Up to 10 cargoes were likely cancelled for October loading, around 25 for September, 40 to 45 for July and August and around 20 for June.
Spot LNG prices in Asia have risen to multi-month highs in recent weeks supported by firmer demand and supply issues in Australia and the United States.
"Given the (price) spread, I believe no cargo is cancelled," one of the sources said.
Another trader said the price arbitrage works for U.S. cargoes to be loaded in November as demand from China was strong and Indian demand was likely rising too.
Consultancy Energy Aspects said in a report last week that in case of cold weather in northeast Asia in winter, spot purchases from buyers in Japan and South Korea could also increase.

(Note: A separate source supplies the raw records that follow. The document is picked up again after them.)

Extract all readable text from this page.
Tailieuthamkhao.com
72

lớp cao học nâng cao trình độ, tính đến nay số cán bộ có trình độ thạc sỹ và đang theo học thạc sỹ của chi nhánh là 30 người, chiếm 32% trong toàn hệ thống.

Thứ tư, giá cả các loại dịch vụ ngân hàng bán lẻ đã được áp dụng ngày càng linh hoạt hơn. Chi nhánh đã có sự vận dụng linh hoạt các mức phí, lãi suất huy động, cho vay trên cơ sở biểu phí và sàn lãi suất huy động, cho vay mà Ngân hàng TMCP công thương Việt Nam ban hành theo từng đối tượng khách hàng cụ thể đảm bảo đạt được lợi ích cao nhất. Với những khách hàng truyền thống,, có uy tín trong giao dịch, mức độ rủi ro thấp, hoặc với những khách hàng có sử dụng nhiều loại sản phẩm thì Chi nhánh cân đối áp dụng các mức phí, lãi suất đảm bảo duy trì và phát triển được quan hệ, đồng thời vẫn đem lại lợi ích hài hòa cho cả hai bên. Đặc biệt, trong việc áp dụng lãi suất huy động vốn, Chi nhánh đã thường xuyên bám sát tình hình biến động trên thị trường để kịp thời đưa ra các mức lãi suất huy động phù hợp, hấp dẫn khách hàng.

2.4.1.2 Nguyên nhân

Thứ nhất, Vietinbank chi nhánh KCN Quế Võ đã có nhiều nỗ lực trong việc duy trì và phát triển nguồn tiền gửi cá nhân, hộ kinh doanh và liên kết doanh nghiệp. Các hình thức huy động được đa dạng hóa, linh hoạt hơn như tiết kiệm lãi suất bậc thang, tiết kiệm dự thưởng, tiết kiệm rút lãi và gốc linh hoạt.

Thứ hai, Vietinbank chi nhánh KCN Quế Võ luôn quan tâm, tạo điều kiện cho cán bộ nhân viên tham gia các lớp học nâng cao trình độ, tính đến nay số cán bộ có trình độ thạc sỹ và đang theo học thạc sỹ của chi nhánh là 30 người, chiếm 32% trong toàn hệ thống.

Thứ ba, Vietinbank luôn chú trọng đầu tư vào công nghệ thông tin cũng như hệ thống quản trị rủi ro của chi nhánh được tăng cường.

Asian spot prices for November delivery are at around $4.80 per MM British thermal units (MMBtu), the highest since January.
The December price for S&P Global Platts Japan Korea Marker (JKM) LNG is over $5.00 per MMBtu.
In Europe, the November contract at the Dutch Title Transfer Facility (TTF) gas hub traded at around $4.50 per MMBtu on Monday.
"We expect that the demand boost from a cold start to winter across Northeast Asia would be enough to widen the JKM–TTF spreads for November and December contracts sufficiently for Northeast Asia to attract cargoes from U.S. export facilities," the report from Energy Aspects said.